= 1906 Cootamundra state by-election =

Election result for Cootamundra, New South Wales, Australia

A by-election was held for the New South Wales Legislative Assembly electorate of Cootamundra on 28 July 1906 because of the resignation of William Holman. John Norton blamed Holman for a series of articles in The Worker commenting on Norton's unnatural silence over the land scandals involving Paddy Crick and William Willis. Norton made a personal attack on Holman in parliament, challenging him to resign and both would contest Holman's seat of Cootamundra.

The Surry Hills by-election was held the previous week. John Norton was a candidate, however he was defeated and withdrew from the contest for Cootamundra.

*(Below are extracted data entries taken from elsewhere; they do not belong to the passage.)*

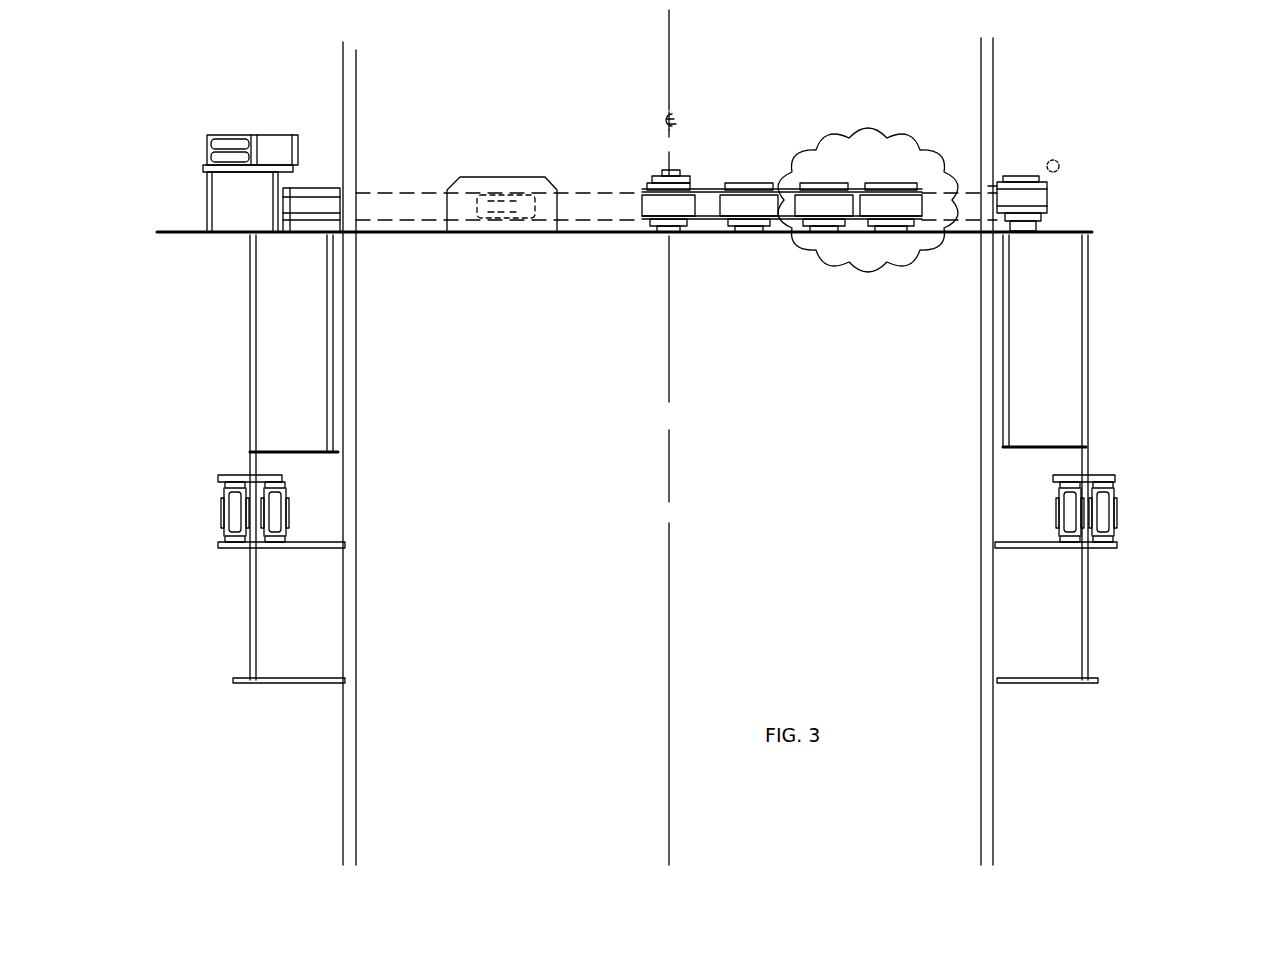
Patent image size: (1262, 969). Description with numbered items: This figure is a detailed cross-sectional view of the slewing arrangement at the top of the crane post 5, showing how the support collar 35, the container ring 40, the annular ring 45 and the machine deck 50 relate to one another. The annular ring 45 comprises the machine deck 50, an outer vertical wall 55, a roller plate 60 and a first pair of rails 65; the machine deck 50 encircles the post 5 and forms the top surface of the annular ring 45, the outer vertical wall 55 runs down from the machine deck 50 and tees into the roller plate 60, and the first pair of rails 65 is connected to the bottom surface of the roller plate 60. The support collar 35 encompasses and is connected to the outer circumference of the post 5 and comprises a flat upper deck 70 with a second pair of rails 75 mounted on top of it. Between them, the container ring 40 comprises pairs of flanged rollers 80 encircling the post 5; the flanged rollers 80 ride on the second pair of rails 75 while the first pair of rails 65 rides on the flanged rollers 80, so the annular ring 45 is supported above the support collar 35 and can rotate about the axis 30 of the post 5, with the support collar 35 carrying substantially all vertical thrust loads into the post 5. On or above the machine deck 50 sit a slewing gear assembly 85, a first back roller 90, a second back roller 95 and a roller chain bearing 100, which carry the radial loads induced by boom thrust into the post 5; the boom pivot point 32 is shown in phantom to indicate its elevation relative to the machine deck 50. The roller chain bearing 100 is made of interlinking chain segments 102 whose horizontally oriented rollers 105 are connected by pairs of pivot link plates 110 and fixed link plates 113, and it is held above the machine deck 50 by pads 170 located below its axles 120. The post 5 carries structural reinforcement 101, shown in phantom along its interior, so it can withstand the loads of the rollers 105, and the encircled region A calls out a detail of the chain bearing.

The post 5 is at (357, 88).
The axis 30 is at (671, 467).
The boom pivot point 32 is at (1062, 158).
The support collar 35 is at (237, 612).
The container ring 40 is at (680, 503).
The annular ring 45 is at (243, 357).
The machine deck 50 is at (166, 238).
The outer vertical wall 55 is at (250, 310).
The roller plate 60 is at (240, 475).
The first pair of rails 65 is at (224, 492).
The upper deck 70 is at (293, 550).
The second pair of rails 75 is at (226, 540).
The flanged rollers 80 is at (221, 512).
The slewing gear assembly 85 is at (249, 130).
The first back roller 90 is at (313, 185).
The second back roller 95 is at (510, 174).
The roller chain bearing 100 is at (870, 190).
The structural reinforcement 101 is at (393, 203).
The chain segments 102 is at (600, 207).
The rollers 105 is at (645, 206).
The pivot link plates 110 is at (1040, 186).
The module support 113 is at (1042, 222).
The axles 120 is at (670, 176).
The pads 170 is at (815, 236).
The detail region A is at (846, 265).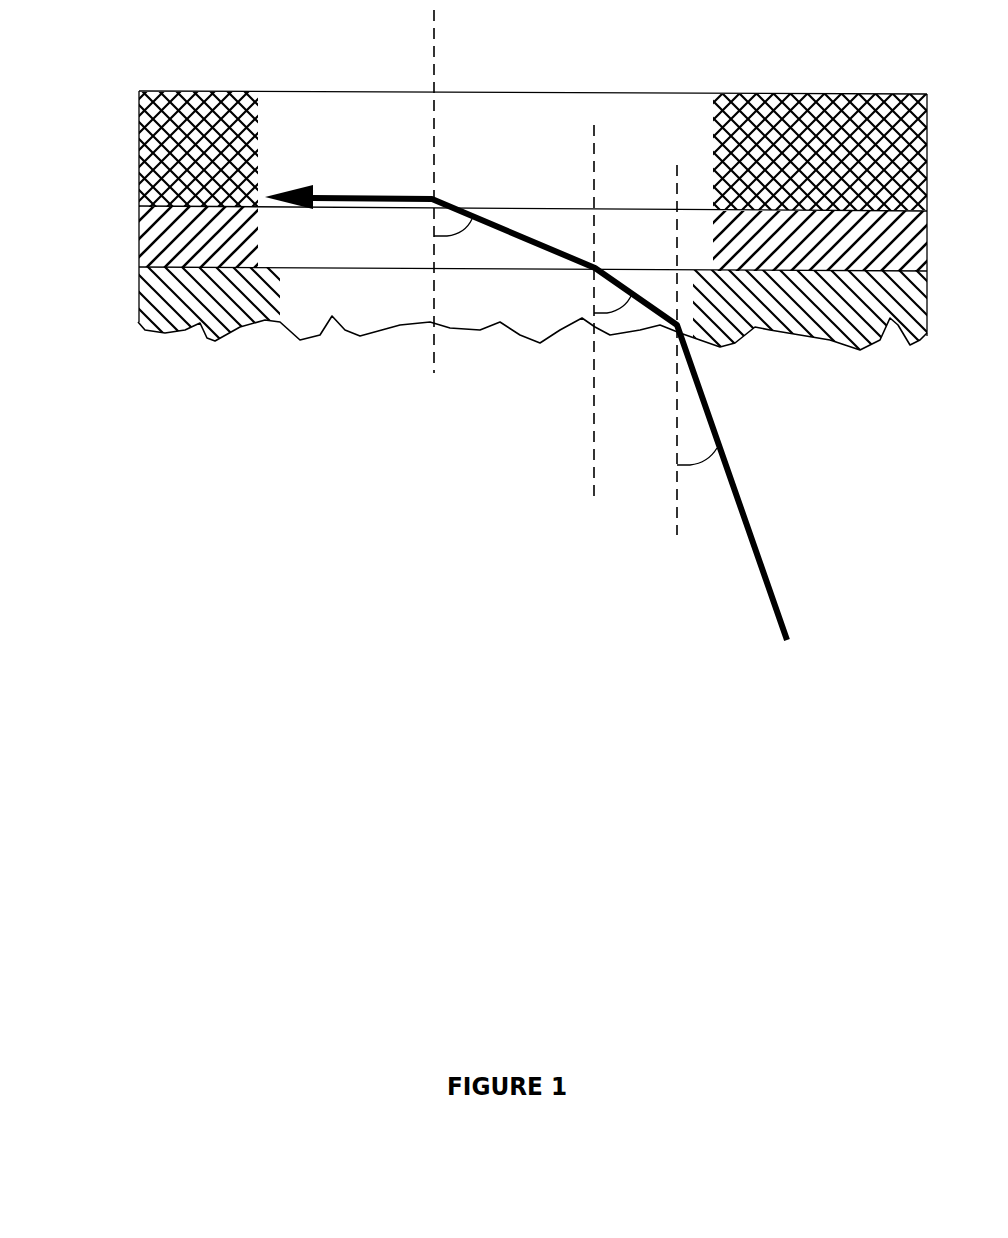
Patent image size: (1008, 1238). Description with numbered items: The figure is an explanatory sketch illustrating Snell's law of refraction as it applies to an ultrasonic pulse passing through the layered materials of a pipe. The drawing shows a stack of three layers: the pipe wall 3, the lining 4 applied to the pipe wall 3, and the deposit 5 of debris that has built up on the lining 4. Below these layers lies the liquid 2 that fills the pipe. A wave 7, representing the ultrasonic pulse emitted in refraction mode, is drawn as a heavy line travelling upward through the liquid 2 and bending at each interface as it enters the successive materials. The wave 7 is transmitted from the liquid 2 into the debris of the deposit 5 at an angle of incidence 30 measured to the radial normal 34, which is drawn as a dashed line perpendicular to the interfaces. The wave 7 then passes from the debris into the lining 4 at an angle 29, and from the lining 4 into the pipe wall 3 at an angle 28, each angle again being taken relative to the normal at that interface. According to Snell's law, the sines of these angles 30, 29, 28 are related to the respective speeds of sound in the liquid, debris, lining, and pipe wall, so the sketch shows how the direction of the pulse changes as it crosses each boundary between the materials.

The liquid 2 is at (469, 580).
The pipe wall 3 is at (138, 152).
The lining 4 is at (138, 227).
The deposit 5 is at (138, 285).
The wave 7 is at (745, 508).
The angle 28 is at (452, 237).
The angle 29 is at (607, 316).
The angle of incidence 30 is at (695, 467).
The radial normal 34 is at (433, 377).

H. V. Evatt argues that the most likely explanation for Norton's attack was to remove Labour's best debater at a critical time.

==Dates==

| Date | Event |
|---|---|
| 5 July 1906 | William Holman resigned. |
| 6 July 1906 | Writ of election issued by the Speaker of the Legislative Assembly. |
| 17 July 1906 | Nominations |
| 28 July 1906 | Polling day |
| 14 August 1906 | Return of writ |

==Result==

1906 Cootamundra by-election Saturday 28 July
| Party |  | Candidate | Votes | % | ±% |
|---|---|---|---|---|---|
|  | Labour | William Holman (re-elected) | 2,296 | 57.8 | 0.0 |
|  | Farmers and Settlers | John Fitzpatrick | 1,663 | 41.9 |  |
|  | Independent | John Norton | 13 | 0.3 |  |
| Total formal votes |  |  | 3,972 | 98.2 | −1.0 |
| Informal votes |  |  | 72 | 1.8 | +1.0 |
| Turnout |  |  | 4,044 | 58.5 | −6.0 |
|  | Labour hold |  | Swing |  |  |

John Norton challenged William Holman to resign and both would contest Holman's seat of Cootamundra.